先達て行った海外ブランドのビールを扱うレストランのオーナーは、欧州暮らしが長く、中国にいること自体がストレスなのだと、延々二時間聞かされました。日本人にも昔、「欧米では…」「欧米では…」といちいち引き合いに出すイケスカナイ輩がおりましたが、今、中国に飛び火しています。そのオーナーは、日本のサービス精神に学ぼうと、きめ細かい接客教育に余念がなく、実に研究熱心。相当なお金持ちですが、店に出るときは、ブランド品は一切身につけず、貴金属の類もすべて外し、お客様より一段下から見上げる姿勢に徹しています。その一方で、ヨーロッパの「店と客は対等な関係にある」というスタイルも大好きなようで、「私はヨーロッパ式の方が楽なんですけどね」と言っていました。確かになぁ。グッチもエルメスカルティエも、「あんたにそれは似合わない!」とはっきり言いそうだものね。でも、EUの経済危機で最近はそうも言ってられないのかな。


そのレストラン、内装がとてもシックで、クラシカルな雰囲気がステキだったので、「お金かけてますね。インテリアを見ただけでも姿勢がわかりますよ」と言ったら、始まっちゃいました、自慢話が。「ちょっとアンティークに見える家具を特注しているんですよ。本物のアンティークじゃないけど、5年経っても、10年経っても、変わらないっていうのが大事。でも、中国人でそれを理解できる人は少ないの。早くあっちに“帰りたい”って思っちゃう」。


正直言うと、この手の話はイラッとします。私とあなたをいっしょにするな、と思っちゃうんですよね。

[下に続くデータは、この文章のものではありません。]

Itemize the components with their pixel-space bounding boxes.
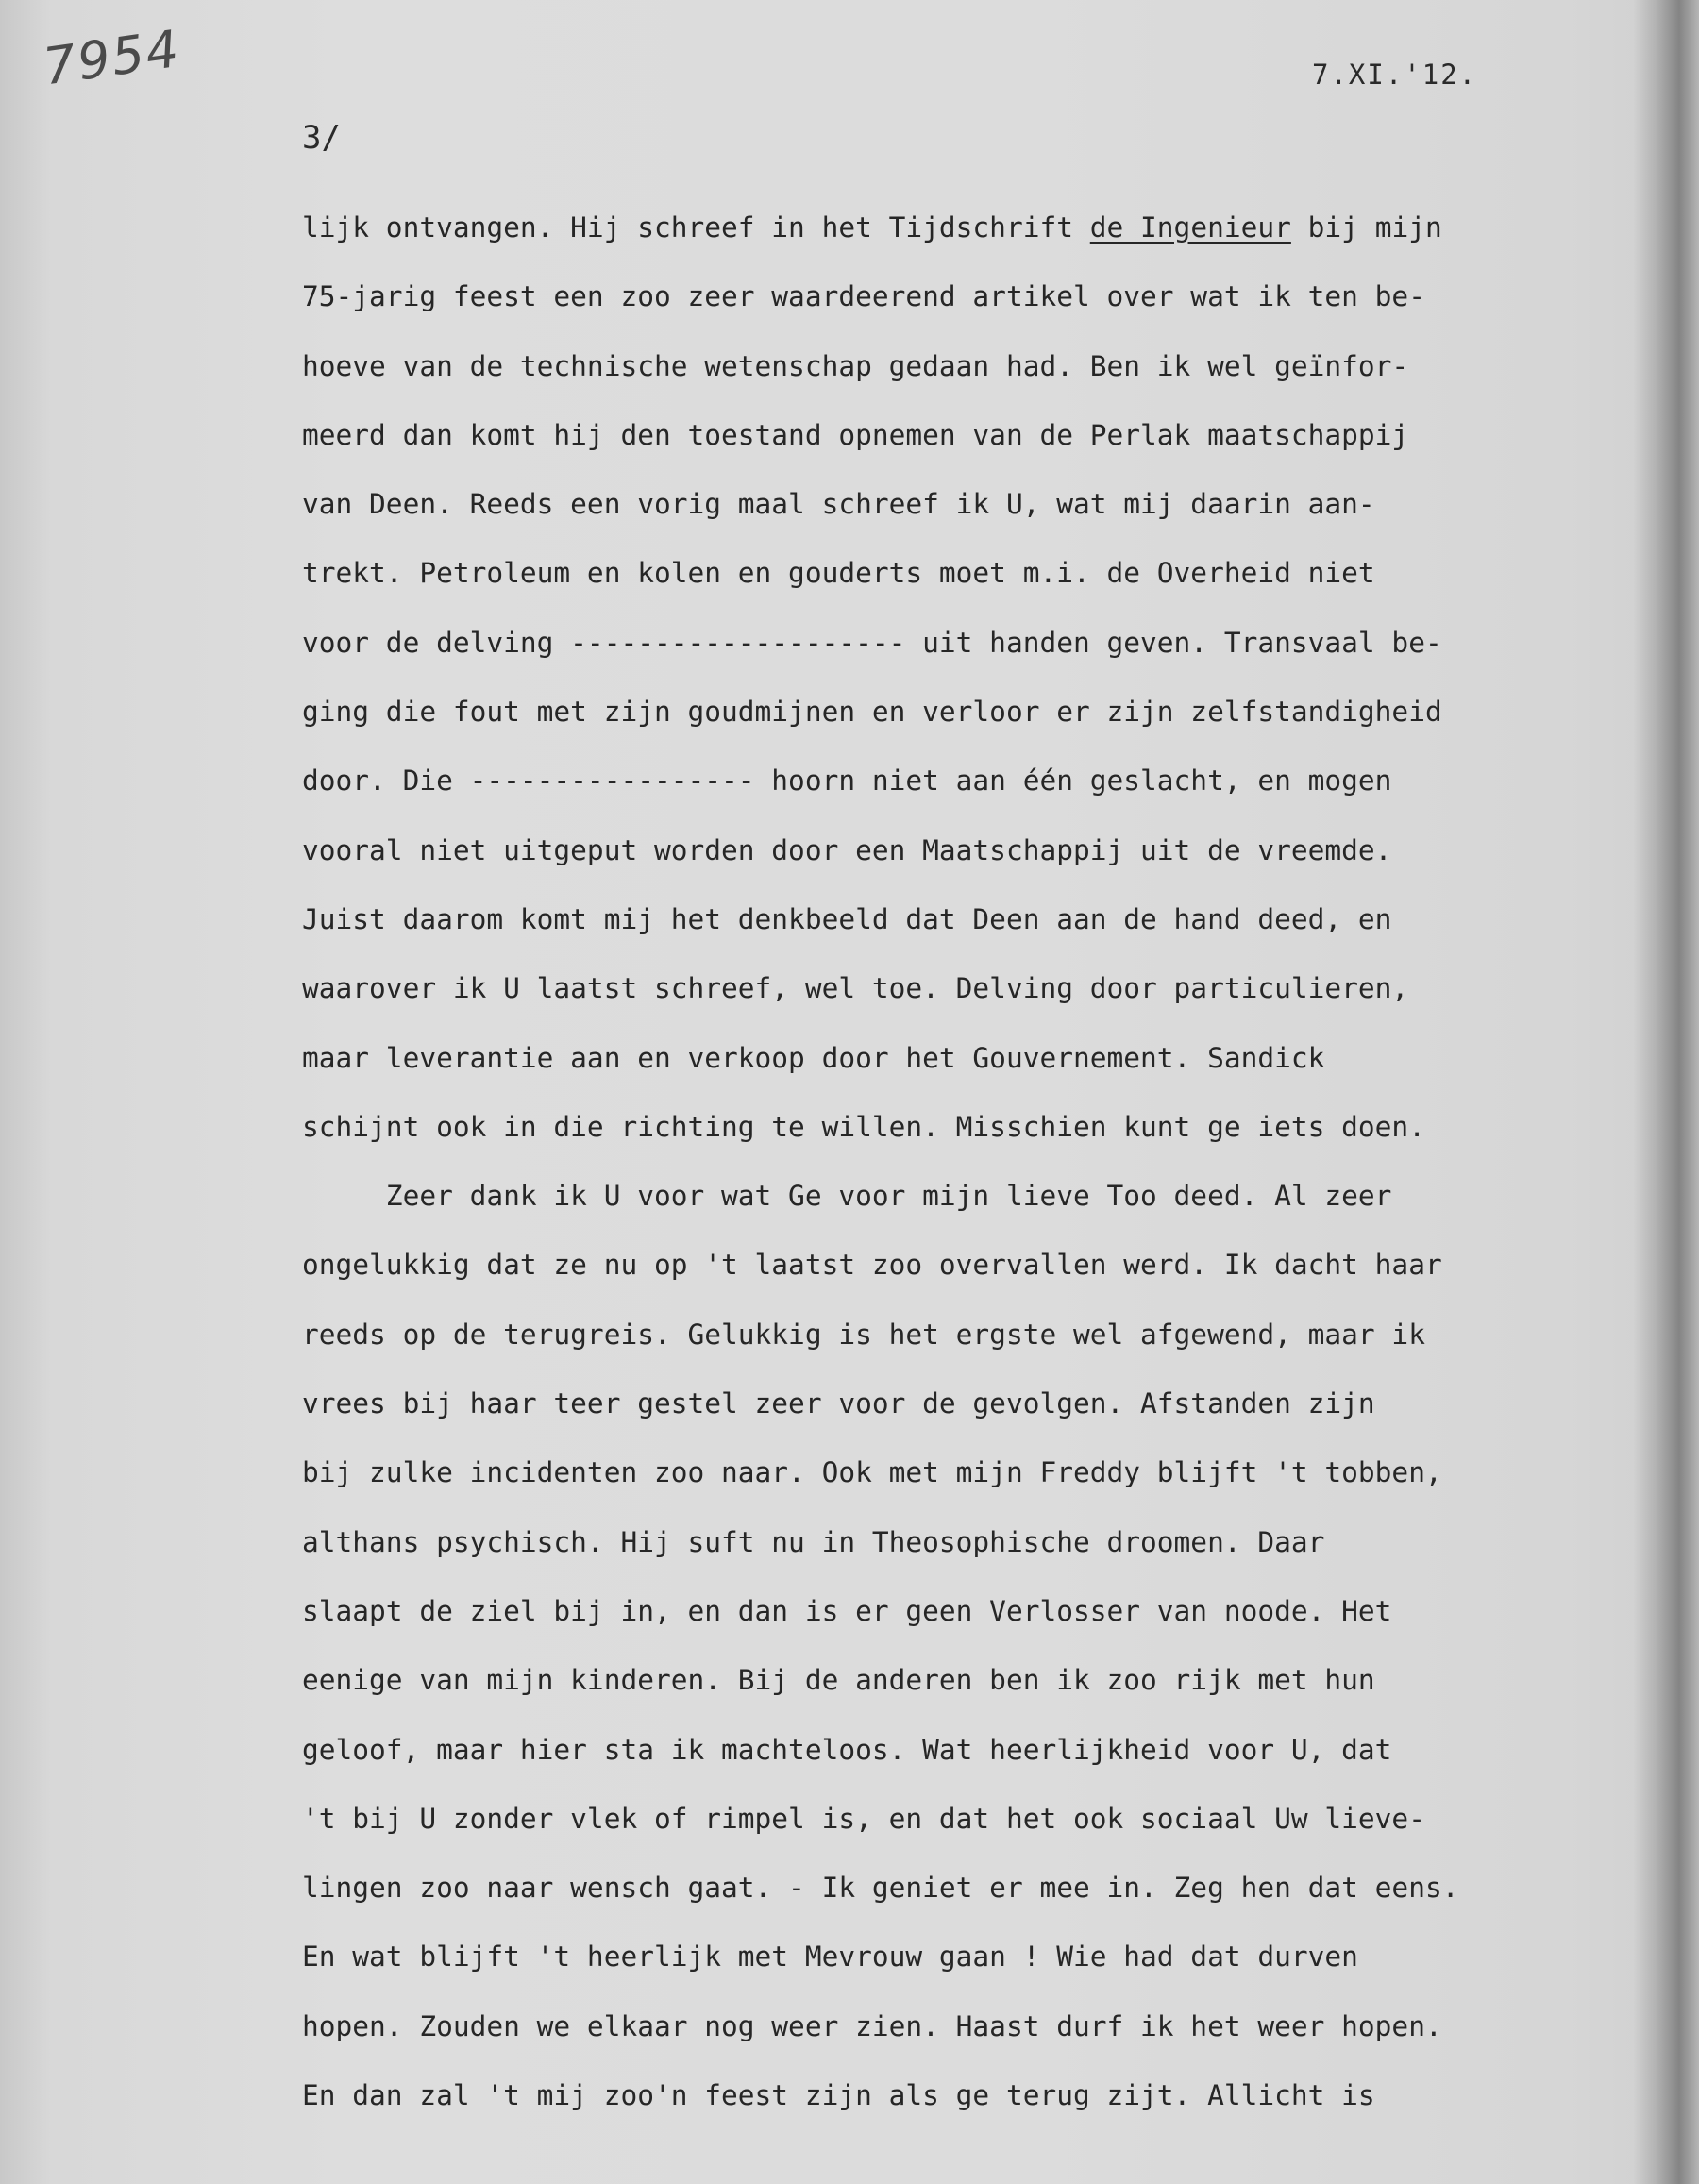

私は決して中国に世直しのために来ているわけではないけれど、中国人が中国人を批判することには大きな抵抗があります。何かと言うと「愛国心」という言葉を持ち出すくせに、そう言っている彼ら自身が、完全に中国を見放しているというところが、嫌なのです。今日のタクシードライバーの彼も然り。「そうだろ?」は単に彼の口癖なのかもしれませんが、日本人の私に対して「そうだろ?」と何度も念を押すのは、自分と普通の中国人は違う、ということを強調したいからなのではないか、と勘ぐってしまうのです。


先進国に追いつきたい中央政府と、先進国に憧れ中国に愛想をつかす国民達。それを憂い、今日もイラッとする日本人。政府も国民も、そして私も、どうしたらいいのか、わからなくなっているようですね。